Meio Ambiente
Regiões Sul e Sudoeste do MS terão chuvas abaixo da média e risco elevado para incêndios florestais nos próximos dias
No bioma Pantanal os acumulados desde o início do ano até dia 28 de fevereiro ficaram acima da média em seis das oito regiões monitoradas.
Qua, 04 Março de 2026 | Fonte: João Prestes/Assessoria

As regiões Sul e Sudoeste de Mato Grosso do Sul devem ter ocorrência de poucas chuvas nos próximos dias, intensificando a situação de escassez hídrica já evidenciada nos últimos dois meses e em decorrência disso, amplia o alerta para ocorrência de focos de calor. Os dados constam na Análise Meteorológica do Cemtec/MS (Centro de Monitoramento do Tempo e do Clima) e foram apresentados pelos meteorologistas na reunião do Cicoe/MS (Centro Integrado de Comando e Controle) realizada na manhã dessa quarta-feira (4), no Comando Geral da Polícia Militar, em Campo Grande.

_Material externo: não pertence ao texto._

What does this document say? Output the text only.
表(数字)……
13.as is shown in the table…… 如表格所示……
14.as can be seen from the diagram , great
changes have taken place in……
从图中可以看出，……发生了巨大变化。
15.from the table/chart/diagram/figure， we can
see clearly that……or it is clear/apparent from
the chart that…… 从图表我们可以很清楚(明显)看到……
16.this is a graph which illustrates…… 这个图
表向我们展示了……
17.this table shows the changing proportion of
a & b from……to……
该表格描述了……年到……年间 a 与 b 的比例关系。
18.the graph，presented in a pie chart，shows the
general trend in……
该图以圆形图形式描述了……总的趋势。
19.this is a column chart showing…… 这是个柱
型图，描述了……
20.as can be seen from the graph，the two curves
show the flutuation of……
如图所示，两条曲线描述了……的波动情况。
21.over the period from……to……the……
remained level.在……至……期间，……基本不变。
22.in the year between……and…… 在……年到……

Foi a 25ª reunião do Cicoe/MS, organismo que reúne representantes do Corpo de Bombeiros, Coordenadoria Estadual de Proteção e Defesa Civil (Cepdec/MS), Imasul (Instituto de Meio Ambiente de Mato Grosso do Sul), Secom (Secretaria de Comunicação), Sejusp (Secretaria de Justiça e Segurança Pública e Semadesc (Secretaria de Meio Ambiente, Desenvolvimento, Ciência, Tecnologia e Inovação), e tem por objetivo planejar, coordenar e executar as ações de prevenção e combate aos incêndios florestais no Estado.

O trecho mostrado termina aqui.